While toying around with an example from user_namespaces(7), I've come across a strange behaviour.
What the application does
The application user-ns-ex
calls clone(2) with CLONE_NEWUSER, thus creating a new process in a new user namespace. The parent process writes a map (0 1000 1
) to /proc//uid_map file and tells (via a pipe) the child that it can proceed. The child process then execs bash
.
I've copied the source code here.
The problem
The application opens /proc//uid_map for writing if I either set it no capabilites or all of them.

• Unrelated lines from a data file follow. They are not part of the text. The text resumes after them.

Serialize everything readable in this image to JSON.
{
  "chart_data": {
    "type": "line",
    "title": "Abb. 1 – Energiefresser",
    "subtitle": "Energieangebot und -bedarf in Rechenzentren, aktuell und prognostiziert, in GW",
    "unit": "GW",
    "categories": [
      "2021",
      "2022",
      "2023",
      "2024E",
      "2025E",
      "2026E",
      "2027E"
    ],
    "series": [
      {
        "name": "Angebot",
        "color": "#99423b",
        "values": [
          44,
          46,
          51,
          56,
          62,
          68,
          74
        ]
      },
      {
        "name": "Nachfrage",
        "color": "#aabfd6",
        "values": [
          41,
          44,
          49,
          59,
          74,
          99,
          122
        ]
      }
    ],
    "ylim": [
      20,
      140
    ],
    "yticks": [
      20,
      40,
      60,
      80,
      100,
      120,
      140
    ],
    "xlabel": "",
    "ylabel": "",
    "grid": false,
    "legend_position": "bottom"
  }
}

When I set only set_capuid,set_capgid and optionally cap_sys_admin the call to open(2) fails:
Set caps:
arksnote linux-namespaces # setcap 'cap_setuid,cap_setgid,cap_sys_admin=epi' ./user-ns-ex
arksnote linux-namespaces # getcap ./user-ns-ex
./user-ns-ex = cap_setgid,cap_setuid,cap_sys_admin+eip
Try to run:
kamyshev@arksnote ~/workspace/personal/linux-kernel/linux-namespaces $ ./user-ns-ex -v -U -M '0 1000 1' bash
./user-ns-ex: PID of child created by clone() is 19666
ERROR: open /proc/19666/uid_map: Permission denied
About to exec bash
And now a successfull case:
No capabilities:
arksnote linux-namespaces # setcap '=' ./user-ns-ex
arksnote linux-namespaces # getcap ./user-ns-ex
./user-ns-ex =
Runs Ok:
kamyshev@arksnote ~/workspace/personal/linux-kernel/linux-namespaces $ ./user-ns-ex -v -U -M '0 1000 1' bash
./user-ns-ex: PID of child created by clone() is 19557
About to exec bash
arksnote linux-namespaces # exit
I've been trying to find the reason in man-pages and playing with different capabilities but with no luck as of this moment. What puzzles me the most, is that the application runs with less capabilities and does not with more.
Can someone help me and clarify the issue?